Il existe d’autres forces politiques partageant les mêmes idées, notamment à l’Est de l’UE. La Slovaquie est désormais dirigée par le Premier ministre Robert Fico, qui s’est aligné sur Orban sur la plupart des questions, notamment en ce qui concerne l’Ukraine. En Tchéquie, une coalition ukrainienne sceptique dirigée par le Premier ministre Andrej Babis est désormais au pouvoir, mais n’a pas encore montré ses dents sur la scène européenne. En Pologne, le président Karol Nawrocki, sceptique envers l’Ukraine, s’est heurté au gouvernement pro-ukrainien du Premier ministre Donald Tusk.

Parallèlement, une tendance inquiétante se dessine au sein de l’UE. Avant les élections hongroises, des conversations enregistrées entre le ministre des Affaires étrangères d’Orban, Peter Szijjarto, et le ministre russe des Affaires étrangères, Sergueï Lavrov, ont été divulguées, probablement par des services de renseignement étrangers. Cela a permis aux principales voix anti-Orban en Occident d’accuser Szijjarto d’être un atout pour la Russie.

En 2024, un autre pays de l’UE, la Roumanie, a également vu les agences de renseignement impliquées dans ses élections. Après qu’un candidat d’extrême droite favorable à la Russie ait remporté le premier tour des élections présidentielles du pays, la Cour suprême a annulé le vote, en partie sur la base des informations recueillies par les services de renseignement faisant état d’une « ingérence russe ».

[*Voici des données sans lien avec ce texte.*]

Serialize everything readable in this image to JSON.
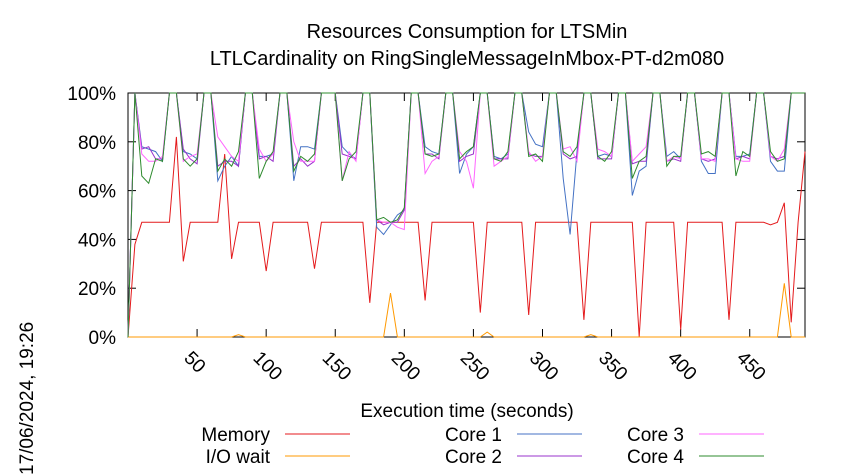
{
  "chart_data": {
    "type": "line",
    "title_line1": "Resources Consumption for LTSMin",
    "title_line2": "LTLCardinality on RingSingleMessageInMbox-PT-d2m080",
    "xlabel": "Execution time (seconds)",
    "ylabel": "",
    "timestamp": "17/06/2024, 19:26",
    "xlim": [
      0,
      490
    ],
    "ylim": [
      0,
      100
    ],
    "x_ticks": [
      50,
      100,
      150,
      200,
      250,
      300,
      350,
      400,
      450
    ],
    "x_tick_labels": [
      "50",
      "100",
      "150",
      "200",
      "250",
      "300",
      "350",
      "400",
      "450"
    ],
    "y_ticks": [
      0,
      20,
      40,
      60,
      80,
      100
    ],
    "y_tick_labels": [
      "0%",
      "20%",
      "40%",
      "60%",
      "80%",
      "100%"
    ],
    "grid": false,
    "legend_placement": "bottom",
    "x": [
      0,
      5,
      10,
      15,
      20,
      25,
      30,
      35,
      40,
      45,
      50,
      55,
      60,
      65,
      70,
      75,
      80,
      85,
      90,
      95,
      100,
      105,
      110,
      115,
      120,
      125,
      130,
      135,
      140,
      145,
      150,
      155,
      160,
      165,
      170,
      175,
      180,
      185,
      190,
      195,
      200,
      205,
      210,
      215,
      220,
      225,
      230,
      235,
      240,
      245,
      250,
      255,
      260,
      265,
      270,
      275,
      280,
      285,
      290,
      295,
      300,
      305,
      310,
      315,
      320,
      325,
      330,
      335,
      340,
      345,
      350,
      355,
      360,
      365,
      370,
      375,
      380,
      385,
      390,
      395,
      400,
      405,
      410,
      415,
      420,
      425,
      430,
      435,
      440,
      445,
      450,
      455,
      460,
      465,
      470,
      475,
      480,
      485,
      490
    ],
    "series": [
      {
        "name": "Memory",
        "color": "#e41a1c",
        "values": [
          0,
          38,
          47,
          47,
          47,
          47,
          47,
          82,
          31,
          47,
          47,
          47,
          47,
          47,
          75,
          32,
          47,
          47,
          47,
          47,
          27,
          47,
          47,
          47,
          47,
          47,
          47,
          28,
          47,
          47,
          47,
          47,
          47,
          47,
          47,
          14,
          47,
          47,
          47,
          47,
          47,
          47,
          47,
          15,
          47,
          47,
          47,
          47,
          47,
          47,
          47,
          10,
          47,
          47,
          47,
          47,
          47,
          47,
          9,
          47,
          47,
          47,
          47,
          47,
          47,
          47,
          7,
          47,
          47,
          47,
          47,
          47,
          47,
          47,
          0,
          47,
          47,
          47,
          47,
          47,
          3,
          47,
          47,
          47,
          47,
          47,
          47,
          7,
          47,
          47,
          47,
          47,
          47,
          46,
          47,
          55,
          6,
          47,
          76
        ]
      },
      {
        "name": "I/O wait",
        "color": "#ff9900",
        "values": [
          0,
          0,
          0,
          0,
          0,
          0,
          0,
          0,
          0,
          0,
          0,
          0,
          0,
          0,
          0,
          0,
          1,
          0,
          0,
          0,
          0,
          0,
          0,
          0,
          0,
          0,
          0,
          0,
          0,
          0,
          0,
          0,
          0,
          0,
          0,
          0,
          0,
          0,
          18,
          0,
          0,
          0,
          0,
          0,
          0,
          0,
          0,
          0,
          0,
          0,
          0,
          0,
          2,
          0,
          0,
          0,
          0,
          0,
          0,
          0,
          0,
          0,
          0,
          0,
          0,
          0,
          0,
          1,
          0,
          0,
          0,
          0,
          0,
          0,
          0,
          0,
          0,
          0,
          0,
          0,
          0,
          0,
          0,
          0,
          0,
          0,
          0,
          0,
          0,
          0,
          0,
          0,
          0,
          0,
          0,
          22,
          0,
          0,
          0
        ]
      },
      {
        "name": "Core 1",
        "color": "#4472c4",
        "values": [
          0,
          100,
          78,
          77,
          76,
          72,
          100,
          100,
          76,
          75,
          73,
          100,
          100,
          64,
          70,
          74,
          70,
          100,
          100,
          74,
          74,
          75,
          100,
          100,
          64,
          78,
          78,
          77,
          100,
          100,
          100,
          78,
          75,
          73,
          100,
          100,
          45,
          42,
          46,
          50,
          52,
          100,
          100,
          78,
          76,
          75,
          100,
          100,
          67,
          75,
          78,
          100,
          100,
          74,
          73,
          75,
          100,
          100,
          84,
          79,
          78,
          100,
          100,
          65,
          42,
          76,
          100,
          100,
          74,
          75,
          74,
          100,
          100,
          58,
          68,
          70,
          100,
          100,
          74,
          76,
          73,
          100,
          100,
          72,
          67,
          67,
          100,
          100,
          74,
          74,
          75,
          100,
          100,
          72,
          68,
          68,
          100,
          100,
          100
        ]
      },
      {
        "name": "Core 2",
        "color": "#9933cc",
        "values": [
          0,
          100,
          77,
          78,
          73,
          73,
          100,
          100,
          77,
          73,
          71,
          100,
          100,
          70,
          72,
          72,
          70,
          100,
          100,
          73,
          74,
          72,
          100,
          100,
          70,
          73,
          70,
          72,
          100,
          100,
          100,
          75,
          74,
          73,
          100,
          100,
          48,
          46,
          47,
          47,
          52,
          100,
          100,
          75,
          75,
          73,
          100,
          100,
          72,
          74,
          75,
          100,
          100,
          73,
          73,
          73,
          100,
          100,
          75,
          74,
          74,
          100,
          100,
          75,
          73,
          74,
          100,
          100,
          73,
          73,
          73,
          100,
          100,
          71,
          72,
          72,
          100,
          100,
          72,
          73,
          72,
          100,
          100,
          73,
          72,
          73,
          100,
          100,
          73,
          74,
          73,
          100,
          100,
          74,
          73,
          74,
          100,
          100,
          100
        ]
      },
      {
        "name": "Core 3",
        "color": "#ff66ff",
        "values": [
          0,
          100,
          75,
          72,
          72,
          74,
          100,
          100,
          72,
          74,
          75,
          100,
          100,
          82,
          78,
          74,
          72,
          100,
          100,
          77,
          72,
          75,
          100,
          100,
          80,
          72,
          72,
          72,
          100,
          100,
          100,
          64,
          76,
          72,
          100,
          100,
          48,
          47,
          47,
          45,
          44,
          100,
          100,
          67,
          72,
          74,
          100,
          100,
          76,
          72,
          61,
          100,
          100,
          70,
          72,
          74,
          100,
          100,
          76,
          72,
          74,
          100,
          100,
          77,
          78,
          72,
          100,
          100,
          77,
          76,
          74,
          100,
          100,
          72,
          75,
          78,
          100,
          100,
          72,
          74,
          73,
          100,
          100,
          73,
          73,
          72,
          100,
          100,
          73,
          72,
          72,
          100,
          100,
          74,
          72,
          77,
          100,
          100,
          100
        ]
      },
      {
        "name": "Core 4",
        "color": "#2e8b2e",
        "values": [
          0,
          100,
          66,
          63,
          73,
          72,
          100,
          100,
          73,
          70,
          73,
          100,
          100,
          68,
          73,
          70,
          76,
          100,
          100,
          65,
          72,
          76,
          100,
          100,
          68,
          74,
          72,
          75,
          100,
          100,
          100,
          64,
          73,
          76,
          100,
          100,
          48,
          49,
          47,
          48,
          53,
          100,
          100,
          75,
          74,
          75,
          100,
          100,
          73,
          76,
          78,
          100,
          100,
          73,
          72,
          76,
          100,
          100,
          74,
          75,
          72,
          100,
          100,
          76,
          74,
          78,
          100,
          100,
          74,
          72,
          76,
          100,
          100,
          65,
          72,
          74,
          100,
          100,
          70,
          74,
          74,
          100,
          100,
          75,
          76,
          74,
          100,
          100,
          66,
          76,
          74,
          100,
          100,
          76,
          72,
          73,
          100,
          100,
          100
        ]
      }
    ]
  }
}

Le plus grand danger de poser toutes les questions politiques exclusivement dans le contexte du conflit entre l’Europe et la Russie, comme l’actuelle Commission européenne a tendance à le faire, est d’inaugurer une captation sécurocratique de l’État à la russe. Les forces politiques qui ont investi leur avenir dans la défaite de la Russie en Ukraine peuvent sincèrement penser que les actes déloyaux commis dans divers pays membres de l’UE et candidats sont justifiés par la menace russe. Le résultat principal, cependant, est que la politique européenne commence à ressembler beaucoup à la Russie de Poutine au lieu de promouvoir véritablement les valeurs libérales que l’UE prétend défendre.

La défaite d’un grand sceptique envers l’Ukraine comme Orban ne change pas l’équation. Les illusions et les mensonges du courant dominant européen continueront naturellement à engendrer des forces politiques qui sonneront comme la voix de la raison simplement en les exposant. C’est là le secret du succès d’Orban pendant 16 ans.

Les opinions exprimées dans cet article appartiennent à l’auteur et ne reflètent pas nécessairement la position éditoriale d’Al Jazeera.